When we look backward, we become trapped in our past successes and failures. We may be proud of what we have accomplished, but we may also be haunted by the mistakes we have made. We may be tempted to rest on our laurels and feel that we have already made our mark on the world. However, this kind of thinking can be misleading, as it can prevent us from moving forward and making even greater contributions.

Instead, we should focus on the present and the future. We should think about what we can do to make a positive impact on others right now and in the years to come. This means investing our time and resources in projects and initiatives that have the potential to change people’s lives for the better. We should seek out opportunities to mentor and inspire others, to give back to our communities, and to contribute to causes that we are passionate about.  We all have people who are in our story – people who have changed our lives. And yet, the most important thing in leaving a legacy in the world is – whose story are we in?  Whose life have we changed for the better?

When we take this approach, we can be confident that our legacy will be one of positive change and impact. We will be remembered not just for what we have accomplished, but for the lives we touched and the people we inspired. We will be remembered as leaders, visionaries, and advocates for change.

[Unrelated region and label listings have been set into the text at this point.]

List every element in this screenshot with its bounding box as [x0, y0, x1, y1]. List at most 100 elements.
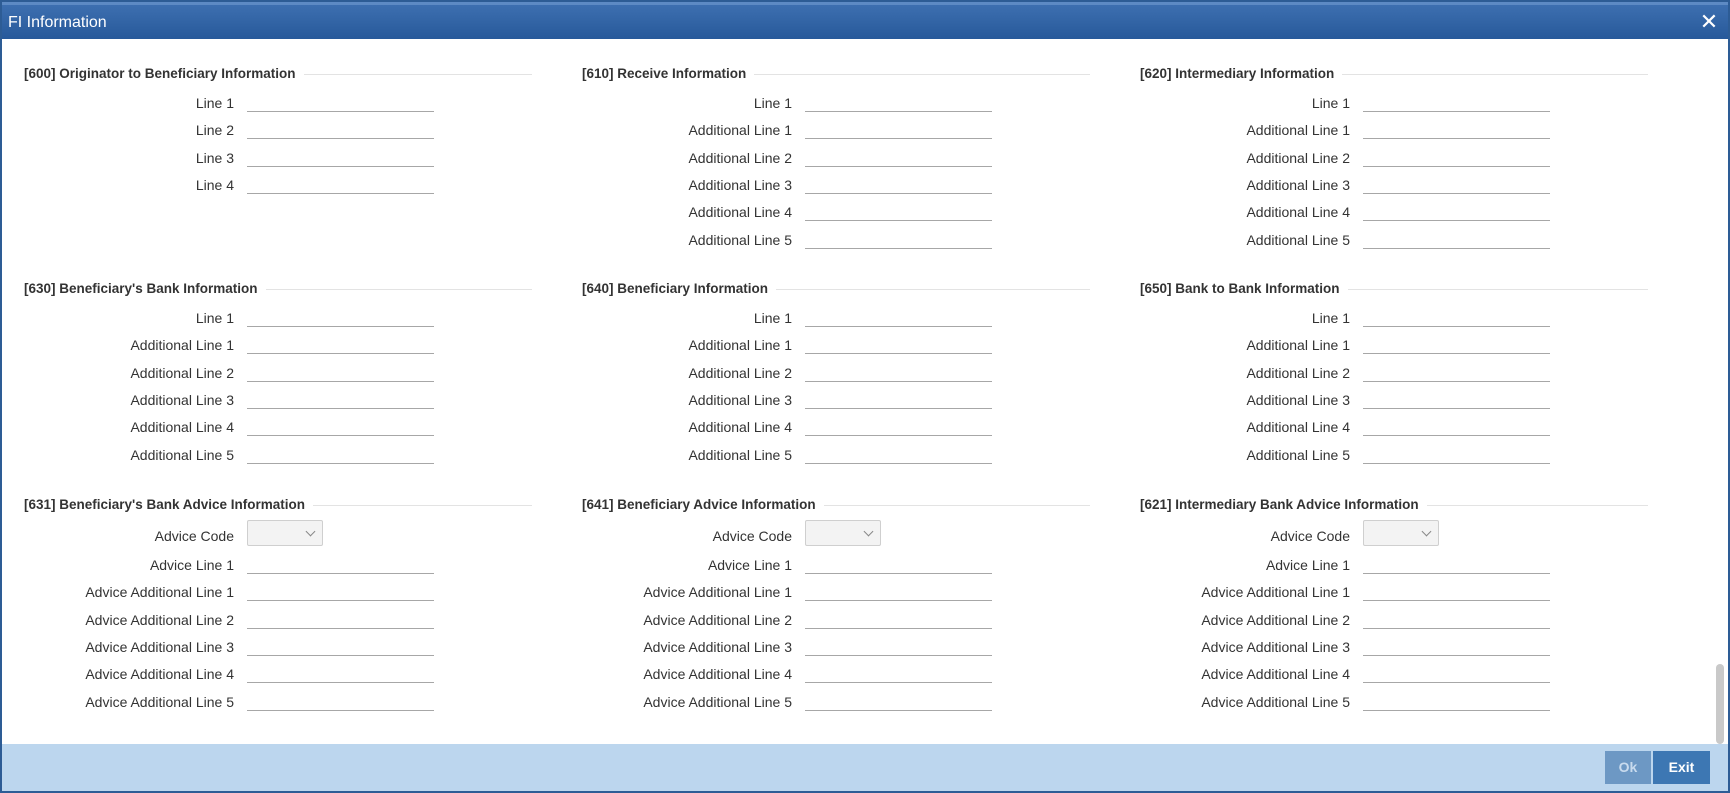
text-field[interactable]	[805, 636, 992, 656]
form-row: Additional Line 2	[560, 147, 1090, 168]
text-field[interactable]	[247, 147, 434, 167]
text-field[interactable]	[247, 636, 434, 656]
text-field[interactable]	[1363, 202, 1550, 222]
text-field[interactable]	[805, 362, 992, 382]
form-row: Line 1	[560, 308, 1090, 328]
field-label: Advice Additional Line 5	[85, 693, 234, 710]
vertical-scrollbar[interactable]	[1716, 664, 1724, 744]
text-field[interactable]	[805, 555, 992, 574]
text-field[interactable]	[805, 147, 992, 167]
text-field[interactable]	[805, 389, 992, 409]
text-field[interactable]	[1363, 555, 1550, 574]
field-label: Additional Line 5	[1246, 231, 1350, 248]
section-621: [621] Intermediary Bank Advice Informati…	[1118, 497, 1648, 711]
text-field[interactable]	[247, 174, 434, 194]
section-header: [610] Receive Information	[582, 66, 1090, 82]
form-row: Advice Additional Line 5	[560, 691, 1090, 712]
text-field[interactable]	[805, 93, 992, 112]
text-field[interactable]	[1363, 636, 1550, 656]
text-field[interactable]	[805, 582, 992, 602]
section-title: [641] Beneficiary Advice Information	[582, 497, 824, 513]
text-field[interactable]	[247, 582, 434, 602]
text-field[interactable]	[247, 417, 434, 437]
exit-button[interactable]: Exit	[1653, 751, 1710, 784]
section-610: [610] Receive Information Line 1 Additiona…	[560, 66, 1090, 276]
section-640: [640] Beneficiary Information Line 1 Addit…	[560, 281, 1090, 491]
field-label: Additional Line 5	[688, 446, 792, 463]
form-row: Additional Line 4	[1118, 417, 1648, 437]
text-field[interactable]	[805, 229, 992, 249]
form-row: Advice Additional Line 1	[1118, 582, 1648, 602]
field-label: Advice Additional Line 4	[1201, 666, 1350, 683]
text-field[interactable]	[805, 335, 992, 355]
close-button[interactable]: ✕	[1698, 11, 1720, 33]
text-field[interactable]	[805, 691, 992, 711]
form-row: Additional Line 4	[560, 417, 1090, 437]
text-field[interactable]	[1363, 362, 1550, 382]
field-label: Additional Line 4	[688, 204, 792, 221]
text-field[interactable]	[247, 664, 434, 684]
text-field[interactable]	[247, 93, 434, 112]
ok-button[interactable]: Ok	[1605, 751, 1651, 784]
field-label: Advice Additional Line 1	[85, 584, 234, 601]
footer-bar: Ok Exit	[2, 744, 1728, 791]
section-title: [630] Beneficiary's Bank Information	[24, 281, 266, 297]
form-row: Additional Line 1	[560, 335, 1090, 355]
text-field[interactable]	[247, 120, 434, 140]
text-field[interactable]	[1363, 417, 1550, 437]
chevron-down-icon	[305, 526, 316, 537]
form-row: Additional Line 3	[2, 389, 532, 410]
text-field[interactable]	[1363, 174, 1550, 194]
text-field[interactable]	[247, 335, 434, 355]
text-field[interactable]	[247, 444, 434, 464]
form-row: Line 2	[2, 120, 532, 140]
text-field[interactable]	[247, 308, 434, 327]
advice-code-select[interactable]	[247, 520, 323, 546]
form-row: Additional Line 1	[2, 335, 532, 355]
form-row: Line 1	[1118, 308, 1648, 328]
text-field[interactable]	[1363, 229, 1550, 249]
text-field[interactable]	[805, 444, 992, 464]
field-label: Advice Additional Line 2	[85, 611, 234, 628]
form-row: Additional Line 4	[560, 202, 1090, 222]
text-field[interactable]	[1363, 582, 1550, 602]
field-label: Advice Line 1	[1265, 557, 1350, 573]
text-field[interactable]	[1363, 691, 1550, 711]
text-field[interactable]	[805, 664, 992, 684]
text-field[interactable]	[1363, 93, 1550, 112]
form-row: Advice Additional Line 2	[560, 609, 1090, 630]
text-field[interactable]	[1363, 147, 1550, 167]
text-field[interactable]	[805, 120, 992, 140]
text-field[interactable]	[1363, 609, 1550, 629]
text-field[interactable]	[247, 691, 434, 711]
field-label: Additional Line 3	[1246, 391, 1350, 408]
text-field[interactable]	[247, 555, 434, 574]
form-row: Line 3	[2, 147, 532, 168]
text-field[interactable]	[805, 174, 992, 194]
form-row: Advice Additional Line 4	[2, 664, 532, 684]
advice-code-select[interactable]	[1363, 520, 1439, 546]
form-row: Advice Line 1	[1118, 555, 1648, 575]
text-field[interactable]	[1363, 389, 1550, 409]
text-field[interactable]	[805, 202, 992, 222]
text-field[interactable]	[247, 389, 434, 409]
text-field[interactable]	[805, 417, 992, 437]
text-field[interactable]	[1363, 444, 1550, 464]
field-label: Advice Additional Line 3	[1201, 638, 1350, 655]
text-field[interactable]	[1363, 664, 1550, 684]
section-title: [610] Receive Information	[582, 66, 755, 82]
form-content: [600] Originator to Beneficiary Informat…	[2, 39, 1728, 744]
field-label: Advice Additional Line 1	[643, 584, 792, 601]
chevron-down-icon	[863, 526, 874, 537]
form-row: Additional Line 4	[1118, 202, 1648, 222]
text-field[interactable]	[1363, 120, 1550, 140]
text-field[interactable]	[247, 609, 434, 629]
text-field[interactable]	[805, 609, 992, 629]
field-label: Line 1	[753, 95, 792, 111]
text-field[interactable]	[1363, 308, 1550, 327]
text-field[interactable]	[1363, 335, 1550, 355]
field-label: Line 1	[1311, 95, 1350, 111]
text-field[interactable]	[247, 362, 434, 382]
advice-code-select[interactable]	[805, 520, 881, 546]
text-field[interactable]	[805, 308, 992, 327]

Of course, looking forward does not mean that we should forget about the past entirely. We can learn valuable lessons from our experiences, both good and bad, and use those lessons to guide our future actions. But we should not allow our past to define us or limit our potential. Instead, we should use it as a springboard to even greater achievements.

Legacy is not just about what we have done, but what we will do in the future. We should look forward with optimism and a commitment to making a positive impact on the world. By doing so, we can leave a lasting legacy that inspires others and makes the world a better place.

Richard Branson on Legacystring(25) "Richard Branson on Legacy"

I had an opportunity to go back to Necker Island this month where I spent the better part of a week talking to Richard Branson.  I asked my followers on social media to suggest questions that I could ask Richard and the one that I chose to focus on was about his legacy.  Specifically, what is the legacy that he feels he will leave behind?  

My impression of Richard is that he is not one to mull over his legacy in the world. That said, he is one to contemplate the impact that he has had on the people around him.

Surprisingly, the first thing he spoke about when I brought up the topic was his family.  In the end,” he said, “it is about your children and your family.  How you brought your children up and how they live on in your name is an important part of your legacy.”  I asked him for an example of how he did that with his children when they were young and he spoke about the family dinner table discussions.  He said, “it’s so much more interesting if you can throw out a discussion with kids and have a dinner table debate on the issue.”  He said that he “wanted them to learn about what’s going on in the world and most people don’t do that.”  For him, it was a way to guide and coach his children about issues in his community and the world and that learning is an important legacy to carry on.   

My experience of Richard is that he lives his life to the fullest.  Every day on the island he would swim a lap or kite sail around the entire island.  Then, he might go to a nearby island to ride his bike.  In fact, he just had a nasty bike accident as I am writing this blog where he thought he might have broken his hip.  Luckily, he did not. I private messaged him on our What’s App group saying: “I am so glad you are ok.  I’d suggest you slow down a bit but I do NOT think that phrase is in your vocabulary.”   The rest of the private What’s App group seemed to agree with that assessment.    

Also during the conversation with Richard about his legacy, he spoke about the planet and the need to reduce our carbon footprint whenever possible.  He described in detail how Necker Island was now virtually carbon neutral with a solar-panel powerplant covering a large portion of the island along with three massive windmills up on the hill supplying energy to the island.

He once told an interviewer that that “with extreme wealth comes extreme responsibility. And the responsibility for me is to invest in creating new businesses, create jobs, employ people, and to put money aside to tackle issues where we can make a difference.”

Richard said that “you must be driven by a purpose that is greater than yourself. I’d like to think I’ve lived a full life and made a difference but in the end, it’s about how you brought up your children and how they live on in your name.”